Published February 10, 2026 | Version 1
Journal article Open

What is and how do we achieve a resilient digital democracy?

Authors/Creators

  • 1. Paderborn University Department of Media Studies, Paderborn, North Rhine-Westphalia, 33098, Germany

Description

This paper develops a new concept and framework for understanding resilient digital democracy in an age defined by polarisation, cascading crises, and the global rise of digital authoritarianism. It begins by tracing the concept of resilience from systems theory to social and political life, showing that resilience in democracy is not a mechanical property of systems but a dynamic, human-driven practice grounded in agency, resistance, and collective self-determination.

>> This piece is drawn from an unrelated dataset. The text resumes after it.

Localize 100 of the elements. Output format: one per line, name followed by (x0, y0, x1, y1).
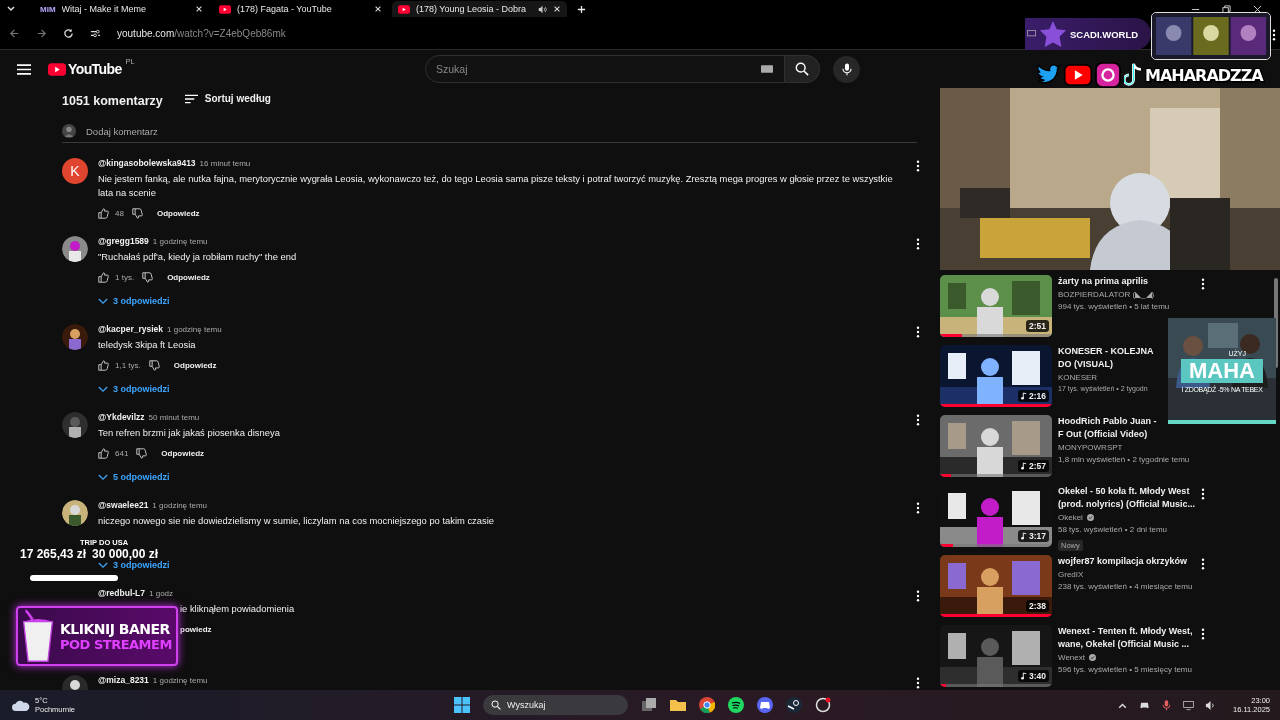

The paper argues that with emerging challenges in the digital sphere, such as misinformation, surveillance capitalism, platform monopolies, deepfakes, and hybrid warfare, democracy can only endure if its digital dimensions are protected and transformed. Building on this foundation, the paper introduces a holistic approach to resilient digital democracy that spans environmental, technological, economic, political, and cultural domains, and advances strategies such as public-commons digital infrastructures, platform co-operatives, public service Internet platforms, free/libre open source software (FLOSS), participatory innovations, and hybrid offline/online democratic practices. The result is a fresh, interdisciplinary vision of how democracy can be reinvented in the digital age.

The article asks how democracy can survive in a digital world full of crises, lies, hate, and growing authoritarianism. It says resilience is not a magic system feature, but something people actively build by resisting attacks on democracy and creating fairer rules and institutions.

Digital tools can strengthen democracy – for example through online participation, petitions, citizen assemblies, and protests – but they can also harm it via surveillance, platform monopolies, fake news, deepfakes, and hate speech.

•   The author argues that resilient digital democracy needs:

•   secure, environmentally sustainable digital infrastructures

•   strong laws and protections for rights and privacy

•   more citizen participation and debate, combining online and offline spaces

•   independent, non-profit digital platforms, co-operatives, and open-source software instead of Big Tech control

•   fact-checking and education to spot manipulation.

Overall, a resilient digital democracy uses technology to share power, protect rights, and support active, informed citizens.